Charlotte glass artist Carmella Jarvi.

“I am concerned that many artists…will not get some temporary help even though we are on the front lines of immediate and potentially catastrophic impact,” said Charlotte glass artist Carmella Jarvi.

It is why ASC recently launched the Mecklenburg Creatives Resiliency Fund to provided $500 grants to eligible artists financially impacted by COVID-19. The fund, established with an initial contribution from ASC, is also accepting donations from the public.

Jarvi said she’s lost nearly all the contracts she had secured this year due to the coronavirus outbreak and that once-promising leads look dim.

“I’ve been through very lean times as an artist,” she said. “But not like this.”

For performers that rely on the restaurants, venues and other public spaces that are now closed, “everything came to a screeching halt,” said local jazz singer Nicci Canada. “Our craft revolves around being around people.”

In 2016, Canada started Dapper Street Productions, which offers jazz concerts, outreach and educational programs. Its previously scheduled programs have been postponed.

“There are musicians that depend on me or others, to feed their families,” she said. “I can’t provide that right now. I hate that I’m not able to give that to people right now.”

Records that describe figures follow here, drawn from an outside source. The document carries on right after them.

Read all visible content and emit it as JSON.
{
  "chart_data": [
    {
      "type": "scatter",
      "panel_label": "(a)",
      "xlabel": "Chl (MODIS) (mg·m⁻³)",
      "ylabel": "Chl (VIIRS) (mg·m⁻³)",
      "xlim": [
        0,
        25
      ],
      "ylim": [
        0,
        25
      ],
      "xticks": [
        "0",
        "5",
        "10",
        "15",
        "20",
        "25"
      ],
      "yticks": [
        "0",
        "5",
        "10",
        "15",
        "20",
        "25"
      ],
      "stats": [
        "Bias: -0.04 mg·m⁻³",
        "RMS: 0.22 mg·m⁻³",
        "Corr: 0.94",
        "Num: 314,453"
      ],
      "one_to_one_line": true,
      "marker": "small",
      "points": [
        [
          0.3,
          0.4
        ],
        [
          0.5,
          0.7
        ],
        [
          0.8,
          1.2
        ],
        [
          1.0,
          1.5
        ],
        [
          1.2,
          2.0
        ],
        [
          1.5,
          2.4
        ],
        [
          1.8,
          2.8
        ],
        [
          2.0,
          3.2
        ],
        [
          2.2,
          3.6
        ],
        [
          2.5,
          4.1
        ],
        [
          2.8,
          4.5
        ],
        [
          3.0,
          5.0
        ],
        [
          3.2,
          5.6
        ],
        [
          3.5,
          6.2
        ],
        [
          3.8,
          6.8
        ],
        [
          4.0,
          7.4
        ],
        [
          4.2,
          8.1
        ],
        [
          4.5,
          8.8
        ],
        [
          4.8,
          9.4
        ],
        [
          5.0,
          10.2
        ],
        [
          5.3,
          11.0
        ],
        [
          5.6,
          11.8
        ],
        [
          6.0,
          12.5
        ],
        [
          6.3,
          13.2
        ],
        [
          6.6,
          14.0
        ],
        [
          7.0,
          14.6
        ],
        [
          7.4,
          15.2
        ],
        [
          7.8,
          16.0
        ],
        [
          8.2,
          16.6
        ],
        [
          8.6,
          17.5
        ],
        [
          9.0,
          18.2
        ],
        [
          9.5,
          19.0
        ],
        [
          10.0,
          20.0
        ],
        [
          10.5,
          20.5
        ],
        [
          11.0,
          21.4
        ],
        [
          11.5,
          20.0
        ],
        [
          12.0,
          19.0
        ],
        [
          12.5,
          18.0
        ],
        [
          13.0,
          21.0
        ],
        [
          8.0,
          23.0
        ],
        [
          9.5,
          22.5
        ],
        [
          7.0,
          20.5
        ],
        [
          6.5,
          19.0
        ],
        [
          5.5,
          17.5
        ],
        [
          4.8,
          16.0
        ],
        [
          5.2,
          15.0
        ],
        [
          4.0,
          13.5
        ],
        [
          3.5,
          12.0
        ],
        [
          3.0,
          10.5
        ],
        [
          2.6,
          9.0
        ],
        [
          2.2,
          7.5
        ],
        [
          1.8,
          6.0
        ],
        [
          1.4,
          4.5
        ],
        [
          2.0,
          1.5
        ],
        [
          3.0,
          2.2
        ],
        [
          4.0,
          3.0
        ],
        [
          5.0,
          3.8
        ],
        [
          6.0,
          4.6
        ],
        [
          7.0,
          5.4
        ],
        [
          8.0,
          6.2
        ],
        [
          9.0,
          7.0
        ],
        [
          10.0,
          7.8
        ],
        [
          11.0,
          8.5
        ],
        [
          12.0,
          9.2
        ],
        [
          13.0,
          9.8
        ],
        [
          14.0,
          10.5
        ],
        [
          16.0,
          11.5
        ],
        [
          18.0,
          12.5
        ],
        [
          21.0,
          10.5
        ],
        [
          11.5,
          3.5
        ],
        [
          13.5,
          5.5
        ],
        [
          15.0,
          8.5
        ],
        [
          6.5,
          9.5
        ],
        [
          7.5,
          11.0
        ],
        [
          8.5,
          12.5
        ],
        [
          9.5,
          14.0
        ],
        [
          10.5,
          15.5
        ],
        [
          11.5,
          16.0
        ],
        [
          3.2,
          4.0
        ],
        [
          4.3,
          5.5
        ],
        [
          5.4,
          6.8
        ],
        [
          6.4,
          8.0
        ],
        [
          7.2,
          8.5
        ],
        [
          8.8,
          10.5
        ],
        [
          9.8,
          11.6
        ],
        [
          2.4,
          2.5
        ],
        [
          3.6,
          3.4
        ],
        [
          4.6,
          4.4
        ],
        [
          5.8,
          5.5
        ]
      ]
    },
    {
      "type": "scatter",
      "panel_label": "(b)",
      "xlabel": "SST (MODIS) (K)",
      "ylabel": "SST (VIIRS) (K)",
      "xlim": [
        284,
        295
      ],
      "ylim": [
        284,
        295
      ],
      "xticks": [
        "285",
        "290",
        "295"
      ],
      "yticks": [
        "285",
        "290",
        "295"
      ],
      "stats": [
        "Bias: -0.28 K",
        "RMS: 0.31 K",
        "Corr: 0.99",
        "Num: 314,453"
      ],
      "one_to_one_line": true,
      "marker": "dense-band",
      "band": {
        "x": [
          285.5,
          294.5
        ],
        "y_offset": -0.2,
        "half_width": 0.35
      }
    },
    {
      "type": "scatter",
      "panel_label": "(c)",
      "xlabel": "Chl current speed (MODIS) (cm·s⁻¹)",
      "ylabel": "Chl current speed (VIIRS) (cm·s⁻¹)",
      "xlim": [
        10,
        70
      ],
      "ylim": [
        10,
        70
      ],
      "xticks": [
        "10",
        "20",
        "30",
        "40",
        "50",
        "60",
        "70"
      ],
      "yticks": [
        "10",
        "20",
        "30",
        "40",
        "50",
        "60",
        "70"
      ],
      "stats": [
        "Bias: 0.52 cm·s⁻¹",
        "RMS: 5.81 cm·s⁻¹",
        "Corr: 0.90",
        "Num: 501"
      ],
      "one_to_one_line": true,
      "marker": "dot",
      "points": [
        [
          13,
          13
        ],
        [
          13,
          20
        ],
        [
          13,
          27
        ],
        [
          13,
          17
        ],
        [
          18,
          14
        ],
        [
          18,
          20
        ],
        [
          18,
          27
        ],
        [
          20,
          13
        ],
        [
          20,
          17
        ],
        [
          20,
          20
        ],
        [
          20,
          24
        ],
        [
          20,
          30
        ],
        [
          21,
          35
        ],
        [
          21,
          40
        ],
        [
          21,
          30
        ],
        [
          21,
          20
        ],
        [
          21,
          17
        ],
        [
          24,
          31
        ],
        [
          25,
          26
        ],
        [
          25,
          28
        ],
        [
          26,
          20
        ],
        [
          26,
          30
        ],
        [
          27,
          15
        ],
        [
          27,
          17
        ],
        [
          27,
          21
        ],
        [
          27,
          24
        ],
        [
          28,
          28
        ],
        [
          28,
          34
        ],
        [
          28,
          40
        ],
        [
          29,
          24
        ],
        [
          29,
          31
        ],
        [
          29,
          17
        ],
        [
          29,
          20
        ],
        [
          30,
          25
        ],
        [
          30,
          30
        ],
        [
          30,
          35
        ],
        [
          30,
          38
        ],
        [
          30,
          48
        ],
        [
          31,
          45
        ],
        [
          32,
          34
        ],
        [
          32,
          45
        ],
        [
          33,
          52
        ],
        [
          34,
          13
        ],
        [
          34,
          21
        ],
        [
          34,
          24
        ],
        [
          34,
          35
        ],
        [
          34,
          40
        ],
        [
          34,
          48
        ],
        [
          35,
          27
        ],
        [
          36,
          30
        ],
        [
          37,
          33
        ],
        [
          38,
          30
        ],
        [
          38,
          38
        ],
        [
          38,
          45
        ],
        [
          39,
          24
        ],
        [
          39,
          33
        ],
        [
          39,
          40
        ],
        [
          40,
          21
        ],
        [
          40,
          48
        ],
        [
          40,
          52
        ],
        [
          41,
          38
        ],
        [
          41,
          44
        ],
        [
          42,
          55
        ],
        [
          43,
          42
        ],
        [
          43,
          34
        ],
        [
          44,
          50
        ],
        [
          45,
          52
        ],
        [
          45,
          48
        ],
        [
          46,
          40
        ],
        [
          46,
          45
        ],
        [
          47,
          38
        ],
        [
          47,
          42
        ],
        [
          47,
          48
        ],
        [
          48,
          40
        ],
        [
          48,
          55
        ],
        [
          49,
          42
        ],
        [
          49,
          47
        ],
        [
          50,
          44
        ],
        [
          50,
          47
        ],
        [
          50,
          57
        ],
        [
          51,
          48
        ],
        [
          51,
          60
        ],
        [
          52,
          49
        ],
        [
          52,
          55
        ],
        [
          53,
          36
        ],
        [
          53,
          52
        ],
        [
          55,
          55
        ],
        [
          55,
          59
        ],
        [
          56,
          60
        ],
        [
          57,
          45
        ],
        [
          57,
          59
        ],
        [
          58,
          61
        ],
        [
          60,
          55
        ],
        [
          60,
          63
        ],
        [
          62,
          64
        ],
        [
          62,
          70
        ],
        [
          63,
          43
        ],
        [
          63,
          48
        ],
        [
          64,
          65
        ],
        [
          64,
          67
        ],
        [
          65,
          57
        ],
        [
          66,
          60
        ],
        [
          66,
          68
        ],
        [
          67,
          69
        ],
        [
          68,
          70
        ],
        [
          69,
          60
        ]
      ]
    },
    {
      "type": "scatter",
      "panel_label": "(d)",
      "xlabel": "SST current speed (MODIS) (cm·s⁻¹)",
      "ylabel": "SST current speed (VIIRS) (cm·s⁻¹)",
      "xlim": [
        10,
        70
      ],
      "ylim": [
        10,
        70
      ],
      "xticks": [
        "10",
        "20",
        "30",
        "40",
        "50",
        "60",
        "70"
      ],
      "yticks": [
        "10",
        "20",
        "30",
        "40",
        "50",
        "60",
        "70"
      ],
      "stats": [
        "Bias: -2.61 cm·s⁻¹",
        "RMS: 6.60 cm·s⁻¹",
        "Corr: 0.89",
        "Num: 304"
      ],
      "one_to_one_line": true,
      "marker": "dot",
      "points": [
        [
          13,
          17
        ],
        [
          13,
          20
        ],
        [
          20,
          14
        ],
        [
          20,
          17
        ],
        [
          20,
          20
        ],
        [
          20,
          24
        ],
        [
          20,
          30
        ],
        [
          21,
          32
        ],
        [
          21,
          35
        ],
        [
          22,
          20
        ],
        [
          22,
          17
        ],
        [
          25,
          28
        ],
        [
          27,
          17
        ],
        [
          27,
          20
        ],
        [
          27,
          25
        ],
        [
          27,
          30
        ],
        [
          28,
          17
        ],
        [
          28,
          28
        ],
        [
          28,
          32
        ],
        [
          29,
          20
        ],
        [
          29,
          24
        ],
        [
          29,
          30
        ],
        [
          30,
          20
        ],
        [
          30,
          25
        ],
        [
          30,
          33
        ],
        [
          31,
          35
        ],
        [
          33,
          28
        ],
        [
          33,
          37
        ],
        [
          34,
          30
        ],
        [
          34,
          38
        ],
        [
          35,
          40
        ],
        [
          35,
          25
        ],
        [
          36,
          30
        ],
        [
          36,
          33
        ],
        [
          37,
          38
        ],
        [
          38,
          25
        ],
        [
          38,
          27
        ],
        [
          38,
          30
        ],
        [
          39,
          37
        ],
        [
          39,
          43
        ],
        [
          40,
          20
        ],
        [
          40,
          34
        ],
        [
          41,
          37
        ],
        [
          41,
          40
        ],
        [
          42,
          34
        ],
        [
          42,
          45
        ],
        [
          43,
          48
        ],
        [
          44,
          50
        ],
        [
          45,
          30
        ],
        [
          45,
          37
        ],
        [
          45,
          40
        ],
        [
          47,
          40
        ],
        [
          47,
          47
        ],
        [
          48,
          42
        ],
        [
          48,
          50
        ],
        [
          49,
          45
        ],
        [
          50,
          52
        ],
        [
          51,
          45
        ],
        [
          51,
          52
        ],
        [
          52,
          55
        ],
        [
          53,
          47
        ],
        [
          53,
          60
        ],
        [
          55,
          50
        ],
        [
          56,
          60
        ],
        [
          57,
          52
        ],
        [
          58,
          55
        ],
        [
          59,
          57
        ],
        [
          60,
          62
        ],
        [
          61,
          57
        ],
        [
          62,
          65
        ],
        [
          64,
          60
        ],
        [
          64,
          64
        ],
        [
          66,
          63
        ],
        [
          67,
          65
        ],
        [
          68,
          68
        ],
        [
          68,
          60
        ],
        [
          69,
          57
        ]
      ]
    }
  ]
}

Financial and Personal Tolls

The widespread coronavirus-related layoffs and furloughs seen in industries across the U.S. is also happening in Charlotte-Mecklenburg’s cultural sector.

Discovery Place.

Discovery Place was forced to temporarily lay off 75 percent of its employees while Charlotte Ballet furloughed its contract staff and ended all dancer contracts (though dancers will receive the pay they were promised), according to The Charlotte Observer. ASC suspended some of its education initiatives, furloughed staff members who support those efforts and significantly reduced the salaries of its leadership.

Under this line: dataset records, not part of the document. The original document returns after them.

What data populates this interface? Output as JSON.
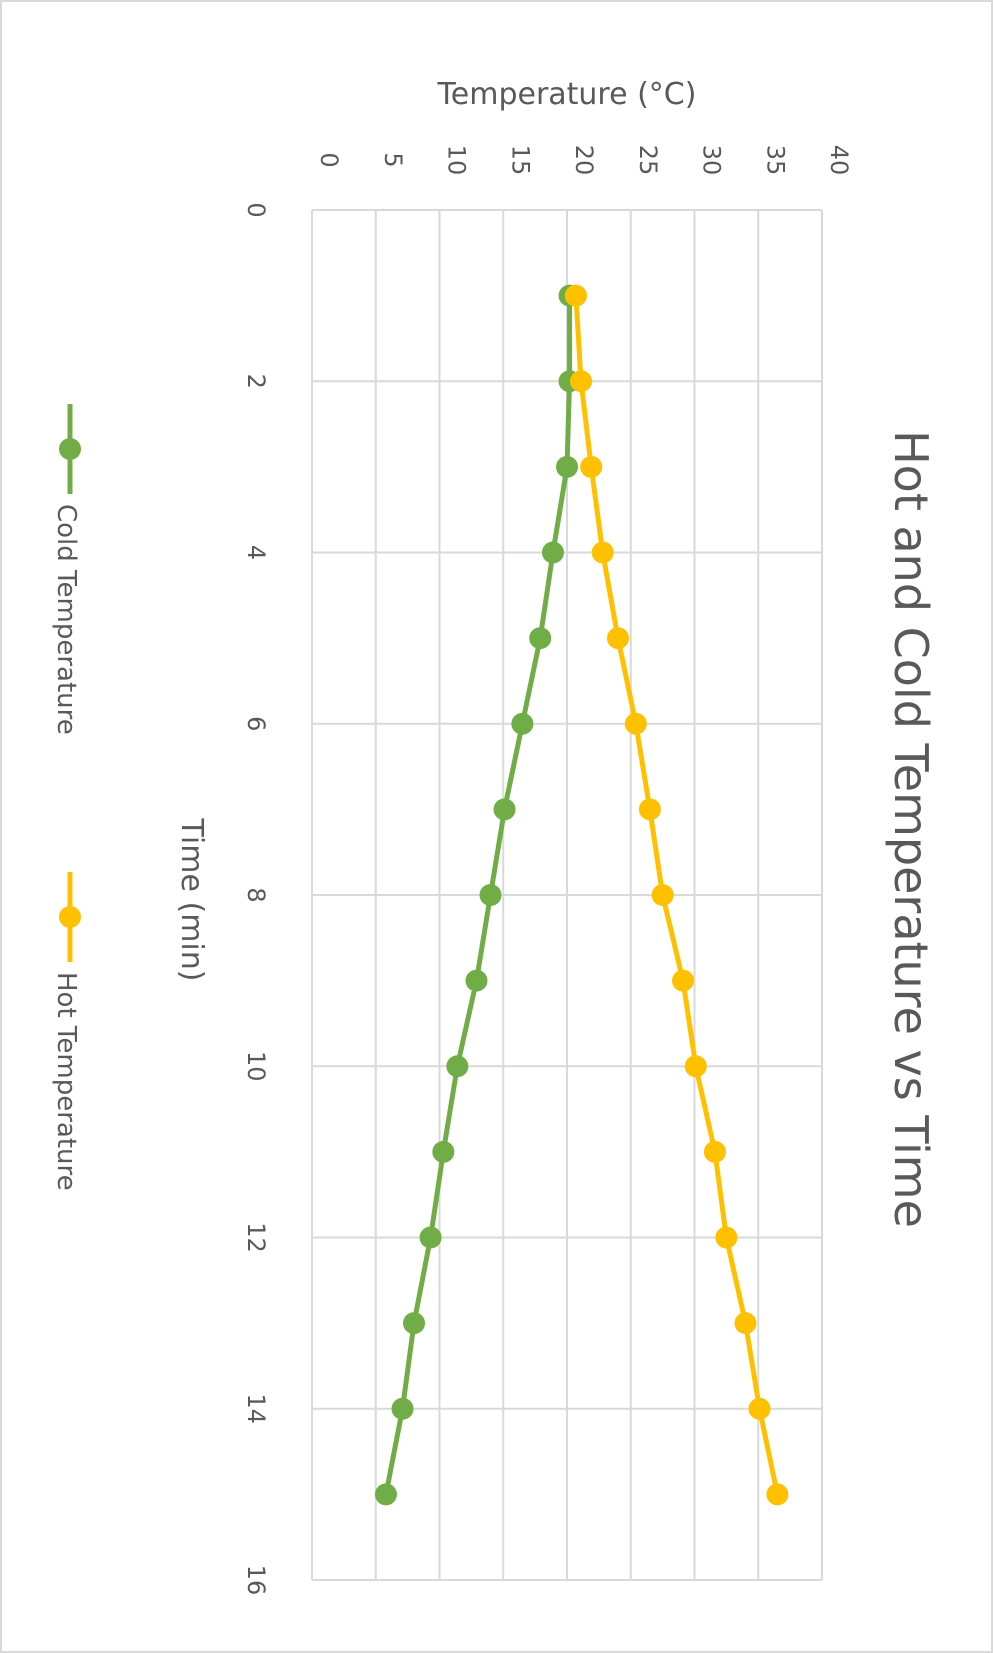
{
  "chart_data": {
    "type": "scatter",
    "title": "Hot and Cold Temperature vs Time",
    "xlabel": "Time (min)",
    "ylabel": "Temperature (°C)",
    "xlim": [
      0,
      16
    ],
    "ylim": [
      0,
      40
    ],
    "x_ticks": [
      "0",
      "2",
      "4",
      "6",
      "8",
      "10",
      "12",
      "14",
      "16"
    ],
    "y_ticks": [
      "0",
      "5",
      "10",
      "15",
      "20",
      "25",
      "30",
      "35",
      "40"
    ],
    "grid": true,
    "legend_position": "bottom",
    "x": [
      1,
      2,
      3,
      4,
      5,
      6,
      7,
      8,
      9,
      10,
      11,
      12,
      13,
      14,
      15
    ],
    "series": [
      {
        "name": "Cold Temperature",
        "color": "#70ad47",
        "values": [
          20.2,
          20.2,
          20.0,
          18.9,
          17.9,
          16.5,
          15.1,
          14.0,
          12.9,
          11.4,
          10.3,
          9.3,
          8.0,
          7.1,
          5.8
        ]
      },
      {
        "name": "Hot Temperature",
        "color": "#ffc000",
        "values": [
          20.7,
          21.1,
          21.9,
          22.8,
          24.0,
          25.4,
          26.5,
          27.5,
          29.1,
          30.1,
          31.6,
          32.5,
          34.0,
          35.1,
          36.5
        ]
      }
    ]
  }
}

In detailing the financial ramifications of COVID-19 on the cultural sector, the Observer reported:

  • Blumenthal Performing Arts expects to be impacted by more than $1 million a month
  • Charlotte Ballet estimates it will lose $1.45 million
  • Charlotte Symphony foresees missing out on at least $1 million in ticket sales for the concerts it has postponed or cancelled through April 12
  • The Mint Museum believes it will lose at least $1 million
  • Opera Carolina stands to lose $130,000 in ticket sales
  • Tosco Music expects to lose over half of its $420,000 annual budget

Beyond the loss of revenue cultural groups are experiencing is the strain it is putting on their staffs and volunteers.

“We’re all organizations, but who are those organizations? They’re people,” Warren said. “We’re still members of the community with families and loved ones that we care about.”

Despite the hardships, cultural organizations and creatives know they’re not alone, as the pandemic is affecting millions across the globe.

They’re doing their part to help, from producing cloth masks and face shields for medical personnel on the frontlines of the fight against the coronavirus to creating virtual experiences to engage online audiences.

Local jazz singer Nicci Canada.

“We say all the time to support the arts,” Canada said. “I think people are starting to realize how important the arts are now that we don’t have access to them.